The panel opened by acknowledging Brazil’s pivotal role in steering COP30 toward implementation-focused outcomes. Speakers highlighted two major deliverables: the roadmap for the $1.3 trillion finance goal and a parallel roadmap on forestry, both seen as essential for developing countries

“We need to temper our expectations from the COP. They are not meant to be revolutionary,” said, Prasad who also serves as an advisor to CEEW. “They are evolutionary. They decide on issues and agendas which are on the table.”

By that measure, he argued that COP 30 delivered what was on the negotiating table. He did note that geopolitical realities, including the withdrawal of a major historical emitter from climate commitments, dampened ambition around fossil-fuel outcomes and adaptation finance.

Mathur addressed the geopolitical challenge more bluntly, pointing to the US administration’s increasingly active discouragement of climate ambition abroad. “Mr.
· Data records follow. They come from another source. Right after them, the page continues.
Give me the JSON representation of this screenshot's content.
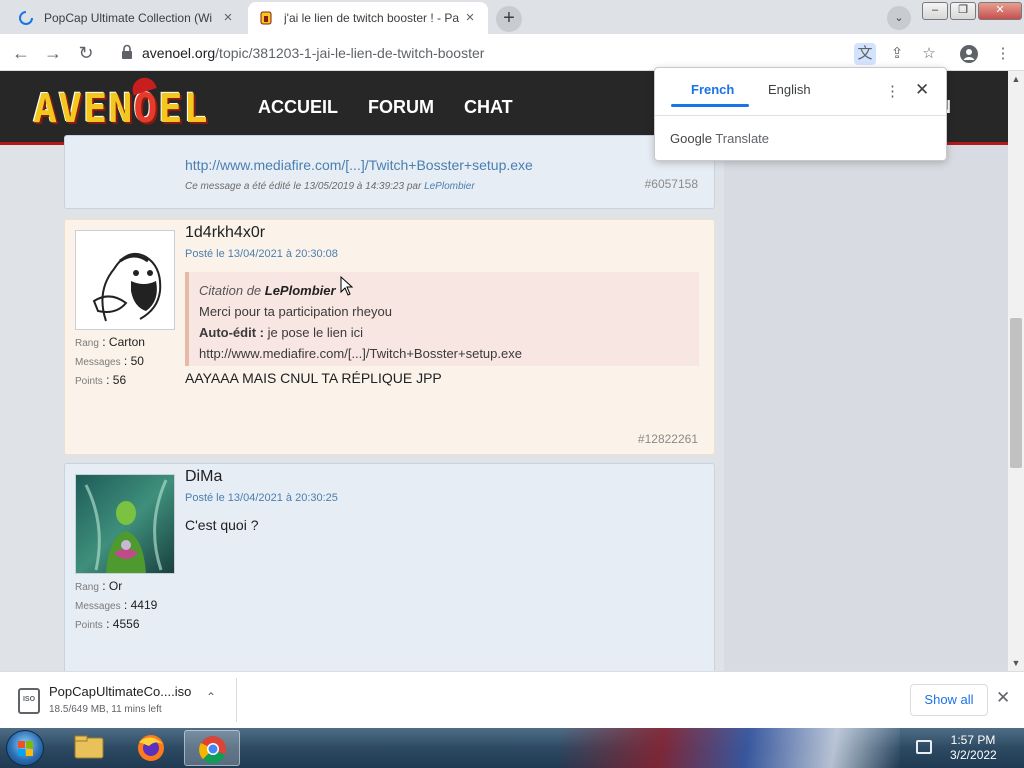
{
  "browser": {
    "tabs": [
      {
        "title": "PopCap Ultimate Collection (Wi",
        "active": false
      },
      {
        "title": "j'ai le lien de twitch booster ! - Pa",
        "active": true
      }
    ],
    "url_domain": "avenoel.org",
    "url_path": "/topic/381203-1-jai-le-lien-de-twitch-booster",
    "new_tab": "+",
    "close_glyph": "×"
  },
  "site": {
    "logo_text_a": "AVEN",
    "logo_text_b": "O",
    "logo_text_c": "EL",
    "nav": [
      "ACCUEIL",
      "FORUM",
      "CHAT"
    ],
    "nav_right_partial": "N"
  },
  "translate_popup": {
    "tab_source": "French",
    "tab_target": "English",
    "brand_google": "Google",
    "brand_translate": "Translate",
    "more": "⋮",
    "close": "✕"
  },
  "posts": [
    {
      "link_text": "http://www.mediafire.com/[...]/Twitch+Bosster+setup.exe",
      "edit_note_prefix": "Ce message a été édité le 13/05/2019 à 14:39:23 par ",
      "edit_note_user": "LePlombier",
      "number": "#6057158"
    },
    {
      "author": "1d4rkh4x0r",
      "date": "Posté le 13/04/2021 à 20:30:08",
      "stats": [
        {
          "key": "Rang",
          "value": ": Carton"
        },
        {
          "key": "Messages",
          "value": ": 50"
        },
        {
          "key": "Points",
          "value": ": 56"
        }
      ],
      "quote": {
        "head_prefix": "Citation de ",
        "head_user": "LePlombier",
        "line1": "Merci pour ta participation rheyou",
        "line2_label": "Auto-édit :",
        "line2_text": " je pose le lien ici",
        "line3": "http://www.mediafire.com/[...]/Twitch+Bosster+setup.exe"
      },
      "message": "AAYAAA MAIS CNUL TA RÉPLIQUE JPP",
      "number": "#12822261"
    },
    {
      "author": "DiMa",
      "date": "Posté le 13/04/2021 à 20:30:25",
      "stats": [
        {
          "key": "Rang",
          "value": ": Or"
        },
        {
          "key": "Messages",
          "value": ": 4419"
        },
        {
          "key": "Points",
          "value": ": 4556"
        }
      ],
      "message": "C'est quoi ?"
    }
  ],
  "download": {
    "filename": "PopCapUltimateCo....iso",
    "status": "18.5/649 MB, 11 mins left",
    "show_all": "Show all",
    "file_badge": "ISO"
  },
  "taskbar": {
    "time": "1:57 PM",
    "date": "3/2/2022"
  }
}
Trump does something every morning which surprises me even more,” he said, as the room exploded into laughter.

Yet he argued that market signals—such as round-the-clock renewable power in India now under-pricing new coal—were beginning to reshape energy choices irreversibly. But the lack of human capacity in the countries of the so-called Global South was concerning.

“It’s not just the fact that we have low per capita incomes, but the fact that a very large number of people who think about climate change and who think about the kinds of strategies that we could adopt are lost to the developed countries,” he said.